Cuban migrants held for ransom in Mexico rescued, government says

By Arthur Brice, CNN
September 1, 2010 11:57 a.m. EDT

(CNN) -- Mexican authorities have rescued six undocumented Cuban migrants who had been held for ransom for a month in Cancun, a vacation hotspot on the nation's Yucatan Peninsula, the state-run Notimex news agency reported Wednesday.

The abductors, who were not apprehended in Tuesday night's rescue, were seeking between $8,000 and $10,000 from relatives in Florida for each of the five men and one woman they had been holding in a series of safe houses, Notimex said.

The Cubans said they arrived in Cancun on a raft and were picked up from the streets of Cancun by men in a pickup truck, the news service said.

The Yucatan Peninsula, particularly the municipalities of Cancun, Isla Mujeres and Cozumel, is a major landing point for smugglers who bring Cubans into Mexico and take them to the U.S. border.

"It's a major receiving dock for things coming from the Caribbean," said Samuel Logan, founding director of Southern Pulse, an online information network focused on Latin America. "It's a pretty important reception point."

Human smugglers charge up to $10,000 per person to transport them by boat from Cuba, usually from the westernmost province of Pinar del Rios, and then overland in Mexico to the U.S. border.

Mexican and Cuban officials estimate that up to 10,000 Cubans are smuggled into Mexico each year, the online Diario de Cuba publication said Wednesday.

The Cancun area has become more popular with human smugglers in the past decade because the 135-mile-wide Yucatan Channel is not heavily patrolled by the U.S. Coast Guard as other parts of the Caribbean Sea. Most U.S. interdiction efforts occur in the Straits of Florida between Cuba and Florida.

Cuban smugglers have been working with drug-trafficking organizations in the Yucatan area, particularly the Beltran-Leyva and Zetas cartels, authorities say. Lately, officials say, the Cuban smugglers have been branching out into trafficking cocaine from Colombia.

The Noticaribe online publication said in November that a group of Cuban migrants had reported being tortured in Cancun by abductors who demanded $10,000 from family in Miami, Florida.

Of the 34 killings in the Cancun area in 2007, Noticaribe said, many of them were Cubans involved in human trafficking.
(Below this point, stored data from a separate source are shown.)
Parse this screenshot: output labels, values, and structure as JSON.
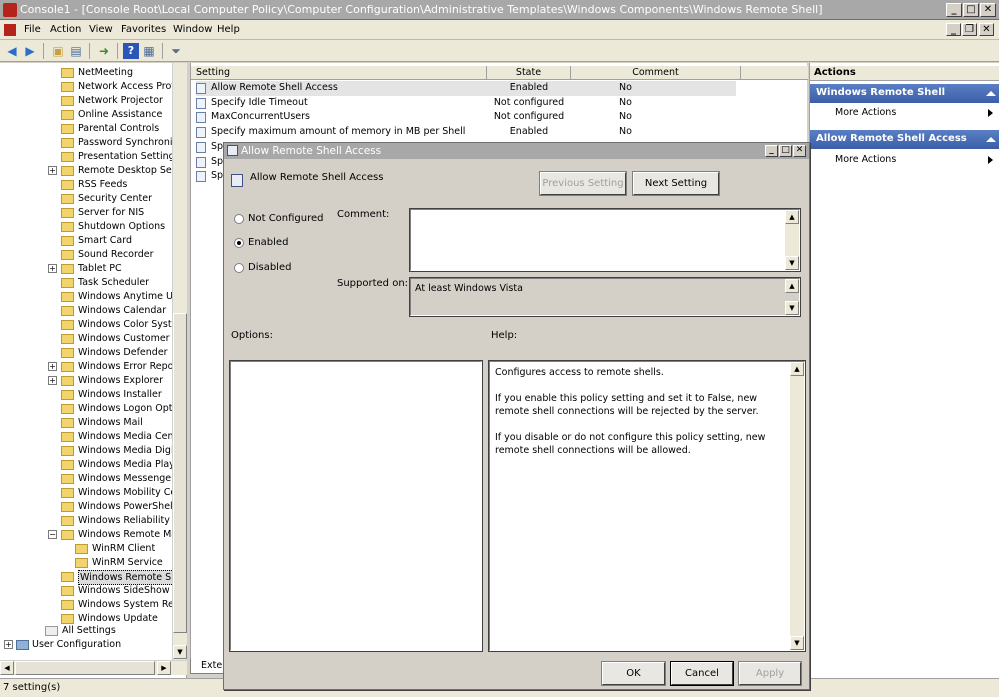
{
  "window": {
    "title": "Console1 - [Console Root\\Local Computer Policy\\Computer Configuration\\Administrative Templates\\Windows Components\\Windows Remote Shell]",
    "minimize": "_",
    "maximize": "□",
    "close": "✕"
  },
  "menu": [
    "File",
    "Action",
    "View",
    "Favorites",
    "Window",
    "Help"
  ],
  "mdi": {
    "minimize": "_",
    "restore": "❐",
    "close": "✕"
  },
  "toolbar": {
    "icons": [
      "back-icon",
      "forward-icon",
      "up-folder-icon",
      "show-hide-tree-icon",
      "export-list-icon",
      "help-icon",
      "properties-icon",
      "filter-icon"
    ]
  },
  "tree": {
    "items": [
      {
        "label": "NetMeeting",
        "expander": ""
      },
      {
        "label": "Network Access Protect",
        "expander": ""
      },
      {
        "label": "Network Projector",
        "expander": ""
      },
      {
        "label": "Online Assistance",
        "expander": ""
      },
      {
        "label": "Parental Controls",
        "expander": ""
      },
      {
        "label": "Password Synchronizati",
        "expander": ""
      },
      {
        "label": "Presentation Settings",
        "expander": ""
      },
      {
        "label": "Remote Desktop Servic",
        "expander": "+"
      },
      {
        "label": "RSS Feeds",
        "expander": ""
      },
      {
        "label": "Security Center",
        "expander": ""
      },
      {
        "label": "Server for NIS",
        "expander": ""
      },
      {
        "label": "Shutdown Options",
        "expander": ""
      },
      {
        "label": "Smart Card",
        "expander": ""
      },
      {
        "label": "Sound Recorder",
        "expander": ""
      },
      {
        "label": "Tablet PC",
        "expander": "+"
      },
      {
        "label": "Task Scheduler",
        "expander": ""
      },
      {
        "label": "Windows Anytime Upgr",
        "expander": ""
      },
      {
        "label": "Windows Calendar",
        "expander": ""
      },
      {
        "label": "Windows Color System",
        "expander": ""
      },
      {
        "label": "Windows Customer Exp",
        "expander": ""
      },
      {
        "label": "Windows Defender",
        "expander": ""
      },
      {
        "label": "Windows Error Reportin",
        "expander": "+"
      },
      {
        "label": "Windows Explorer",
        "expander": "+"
      },
      {
        "label": "Windows Installer",
        "expander": ""
      },
      {
        "label": "Windows Logon Option",
        "expander": ""
      },
      {
        "label": "Windows Mail",
        "expander": ""
      },
      {
        "label": "Windows Media Center",
        "expander": ""
      },
      {
        "label": "Windows Media Digital F",
        "expander": ""
      },
      {
        "label": "Windows Media Player",
        "expander": ""
      },
      {
        "label": "Windows Messenger",
        "expander": ""
      },
      {
        "label": "Windows Mobility Cente",
        "expander": ""
      },
      {
        "label": "Windows PowerShell",
        "expander": ""
      },
      {
        "label": "Windows Reliability Ana",
        "expander": ""
      },
      {
        "label": "Windows Remote Mana",
        "expander": "−"
      },
      {
        "label": "WinRM Client",
        "expander": "",
        "child": true
      },
      {
        "label": "WinRM Service",
        "expander": "",
        "child": true
      },
      {
        "label": "Windows Remote Shell",
        "expander": "",
        "selected": true
      },
      {
        "label": "Windows SideShow",
        "expander": ""
      },
      {
        "label": "Windows System Resou",
        "expander": ""
      },
      {
        "label": "Windows Update",
        "expander": ""
      }
    ],
    "all_settings": "All Settings",
    "user_configuration": "User Configuration",
    "user_expander": "+"
  },
  "list": {
    "headers": {
      "setting": "Setting",
      "state": "State",
      "comment": "Comment"
    },
    "rows": [
      {
        "setting": "Allow Remote Shell Access",
        "state": "Enabled",
        "comment": "No"
      },
      {
        "setting": "Specify Idle Timeout",
        "state": "Not configured",
        "comment": "No"
      },
      {
        "setting": "MaxConcurrentUsers",
        "state": "Not configured",
        "comment": "No"
      },
      {
        "setting": "Specify maximum amount of memory in MB per Shell",
        "state": "Enabled",
        "comment": "No"
      },
      {
        "setting": "Spe",
        "state": "",
        "comment": ""
      },
      {
        "setting": "Spe",
        "state": "",
        "comment": ""
      },
      {
        "setting": "Spe",
        "state": "",
        "comment": ""
      }
    ],
    "tab_label": "Exten"
  },
  "actions": {
    "header": "Actions",
    "sections": [
      {
        "title": "Windows Remote Shell",
        "item": "More Actions"
      },
      {
        "title": "Allow Remote Shell Access",
        "item": "More Actions"
      }
    ]
  },
  "status": "7 setting(s)",
  "dialog": {
    "title": "Allow Remote Shell Access",
    "policy_name": "Allow Remote Shell Access",
    "prev_button": "Previous Setting",
    "next_button": "Next Setting",
    "radios": [
      "Not Configured",
      "Enabled",
      "Disabled"
    ],
    "selected_radio": "Enabled",
    "comment_label": "Comment:",
    "comment_value": "",
    "supported_label": "Supported on:",
    "supported_value": "At least Windows Vista",
    "options_label": "Options:",
    "help_label": "Help:",
    "help_paragraphs": [
      "Configures access to remote shells.",
      "If you enable this policy setting and set it to False, new remote shell connections will be rejected by the server.",
      "If you disable or do not configure this policy setting, new remote shell connections will be allowed."
    ],
    "ok": "OK",
    "cancel": "Cancel",
    "apply": "Apply"
  }
}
Tuesday's rescue of the six Cubans came one week after Mexican authorities discovered the bodies of 72 migrants from Central and South America on a ranch in Tamaulipas state. Officials are investigating whether the Zetas cartel killed the migrants and for what reason. It's possible the migrants refused to work for the cartel or were unable to obtain ransom money.

"Sometimes the Mexican organized crime group says, 'The hell with it. We're not going to deal with these people,' and they kill them all," Logan said.

Elements from the Mexican navy, army and state and local police made Tuesday's rescue of the six Cubans after authorities received a telephone tip. The hostages said they were guarded at their last house by three abductors, two Mexicans and a Cuban.

The Cubans ranged in age from 22 to 46 years old, Notimex said, and were identified as Lazaro Hernandez Albeja, Eusebio Galaz Sabrino, Dandy Acosta, Edel Eime Gama, Daniel Cardo Rodriguez and Suramy Acosta Camber.

In Mexico, human smuggling is a $15 billion- to $20 billion-a-year endeavor, second only to drug trafficking, Logan said.

That money, which used to go mostly to smugglers, now also flows into the hands of drug cartel members.

The drug-trafficking organizations charge the smugglers a price per person for the right to cross over their territory, a practice called "derecho de piso," or right of passage. Or they often abduct the migrants and hold them for ransom.

The Center for Strategic and International Studies, a bipartisan, nonprofit policy institute based in Washington, noted in an August report that human smuggling and other illegal activities are playing an increasingly important role as narcotraffickers diversify their activities.

"The drug cartels have not confined themselves to selling narcotics," the report said. "They engage in kidnapping for ransom, extortion, human smuggling and other crimes to augment their incomes."

Some cartels have come to rely more in recent years on human smuggling.

"For the Zetas, it's been one of their main revenue streams for years," Logan said about the vicious cartel, which operates mostly in northeastern Mexico.